Portrush is on the north Antrim coast of Ulster, close to the county Derry border. It was originally a small fishing village built around the port, on a peninsula. The town was recorded as having been granted to Richard de Burgo in 1305. There are many spellings of the name of the town – Portros, Portross, Portrossce – all meaning Port on the headland.
Shortly after the ice age, some ten thousand years ago, the headland was an island surrounded by bog land. Evidence of the bog can at times be found exposed on the West Strand. Evidence of early settlements have been found where the East Strand car park and Causeway Street are now situated.
Above the Harbour next to Ramore head there used to stand the taller Crannagh Hill but it was quarried away to provide the rock to create the harbour’s pier. Also around here used to stand a castle known as Castle an Teenie (Castle of Fire), because a light was shone from it on stormy nights to warn sailors of the rocks all around.

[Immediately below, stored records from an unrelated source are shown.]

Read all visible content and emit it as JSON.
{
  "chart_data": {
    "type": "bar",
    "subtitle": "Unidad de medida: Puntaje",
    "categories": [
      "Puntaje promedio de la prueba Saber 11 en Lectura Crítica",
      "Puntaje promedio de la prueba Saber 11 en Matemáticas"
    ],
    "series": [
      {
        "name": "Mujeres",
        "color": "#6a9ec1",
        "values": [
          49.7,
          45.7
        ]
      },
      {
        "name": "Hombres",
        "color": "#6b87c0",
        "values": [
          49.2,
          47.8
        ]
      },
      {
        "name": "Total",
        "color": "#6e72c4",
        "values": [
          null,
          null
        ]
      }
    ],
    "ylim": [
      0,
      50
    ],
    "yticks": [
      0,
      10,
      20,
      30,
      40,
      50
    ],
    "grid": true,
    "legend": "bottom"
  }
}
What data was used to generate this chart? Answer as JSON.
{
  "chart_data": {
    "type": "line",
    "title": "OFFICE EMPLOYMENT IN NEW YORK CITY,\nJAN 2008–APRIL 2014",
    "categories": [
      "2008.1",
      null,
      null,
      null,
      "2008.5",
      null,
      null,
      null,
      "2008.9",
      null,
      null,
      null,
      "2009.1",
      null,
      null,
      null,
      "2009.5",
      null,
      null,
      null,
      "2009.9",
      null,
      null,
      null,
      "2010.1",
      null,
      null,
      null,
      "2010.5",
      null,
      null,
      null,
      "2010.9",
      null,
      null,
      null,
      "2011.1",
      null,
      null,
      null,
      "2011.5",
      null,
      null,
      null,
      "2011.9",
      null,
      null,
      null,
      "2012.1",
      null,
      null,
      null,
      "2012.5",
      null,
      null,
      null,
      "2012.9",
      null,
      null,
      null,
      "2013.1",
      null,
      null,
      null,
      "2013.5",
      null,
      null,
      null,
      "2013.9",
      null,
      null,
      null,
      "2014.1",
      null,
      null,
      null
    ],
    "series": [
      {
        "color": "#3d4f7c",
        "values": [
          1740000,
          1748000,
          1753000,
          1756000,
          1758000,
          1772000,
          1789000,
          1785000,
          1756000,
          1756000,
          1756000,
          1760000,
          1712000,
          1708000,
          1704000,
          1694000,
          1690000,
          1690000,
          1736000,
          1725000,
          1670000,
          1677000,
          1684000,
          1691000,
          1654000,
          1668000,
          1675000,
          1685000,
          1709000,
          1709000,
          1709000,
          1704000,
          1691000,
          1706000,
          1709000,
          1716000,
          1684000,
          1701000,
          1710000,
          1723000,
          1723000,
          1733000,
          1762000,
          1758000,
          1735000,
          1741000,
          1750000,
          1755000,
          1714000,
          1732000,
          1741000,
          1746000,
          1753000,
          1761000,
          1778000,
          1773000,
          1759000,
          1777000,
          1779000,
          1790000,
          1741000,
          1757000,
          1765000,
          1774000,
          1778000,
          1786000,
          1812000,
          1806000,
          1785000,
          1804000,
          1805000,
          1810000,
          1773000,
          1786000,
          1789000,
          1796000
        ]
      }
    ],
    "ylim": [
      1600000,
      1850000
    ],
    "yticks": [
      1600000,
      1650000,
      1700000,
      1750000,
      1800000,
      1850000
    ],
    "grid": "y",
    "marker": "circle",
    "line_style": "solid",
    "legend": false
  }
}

The village of Glenmanus, where I spent my first five years, is less than a mile from Portrush harbour, and just off the road to Coleraine. Originally Glenmanus would have consisted of a small cluster of houses, surrounded by farm land. When I was young, Glenmanus was on the edge of Portrush, but today it has been swallowed up by the expansion of the town and the old traditional Irish houses have been demolished and replaced by humdrum modern bungalows.
Portrush remained little more than a fishing village, until the railway between Belfast and Londonderry, via Coleraine, was completed in 1855, with a branch line connecting the latter to Portrush. With easy access from the industrial cities, Portrush was eventually transformed into a fashionable seaside resort, complete with hotels, boarding houses, golf course, boating, cinemas, amusement arcades, bowling green, tennis courts etc.

In 1870 the Belfast and Northern Counties Railway purchased the already established Antrim Arms Hotel and renamed it as the Northern Counties Hotel in 1883. With over 100 rooms overlooking the Atlantic, both at the front and back, it provided luxury accommodation for wealthy tourists visiting the Giant’s Causeway. It even had an indoor swimming pool in an era when few, if any, existed within many miles For many years in the late 1940s and 1950s, my father’s dance band played at night in the ballroom during the summer season, as well as the Easter and Christmas holidays, often with an additional session in the afternoon.

An ancient abbey formerly stood on the site of the hotel and its lawn. It was mentioned in a document from 1262. In 1884 portions of the walls were unearthed, with quantities of human bones.
The hotel was destroyed by arson in 1990 and the owner and two others were eventually charged with paying terrorists to burn it down, in order to claim the insurance money. The owner was Roy Crawford, with whom I used to work at Dalzell & Campbell in Coleraine.
East Strand lies between Portrush and the White Rocks. In calm weather the water looks inviting, but it is both very cold and dangerous, with strong currents and steeply shelving shore. Behind the East Strand lies an extensive area of sand dunes.

About halfway along the strand there is a deep hollow in the sand dunes, between the Strand and the golf course. Here it is believed took place the Battle of the War Hollow in 1103, in which the King of Norway, Magnus Barefoot, was killed along with many of his supporters.

At the eastern strand are the White Rocks, an area of chalk cliffs, with caves, arches and freestanding pillars.

North of the East Strand, between one and four kilometres off shore, are the Skerries, a group of seventeen islets which help create a natural breakwater. There is vegetation on four of them. The islet furthest east is called Island Dubh. It is probable that it was named after Tavish Dubh, a pirate, who once frequented the Skerries, and died in his ship there, and was buried on the island. The place of his grave is unknown. It is said that Tavish Dubh, in 1310, when Edward Bruce invaded North Antrim with the object of winning Ulster, waylaid four English ships bound with provisions for Coleraine, held by an English army, and took their provisions up the river Bann to Bruce, who was in sore straits. Soon after, Bruce abandoned his attempt.

On the east side of the largest of these islands there is good shelter, with an anchorage of six fathoms, a place often made use of in later times by smugglers.
In my time, there was a boat that took occasional visitors around the islands, when the sea was relatively placid, but I personally never knew anybody who had ever set a foot on them.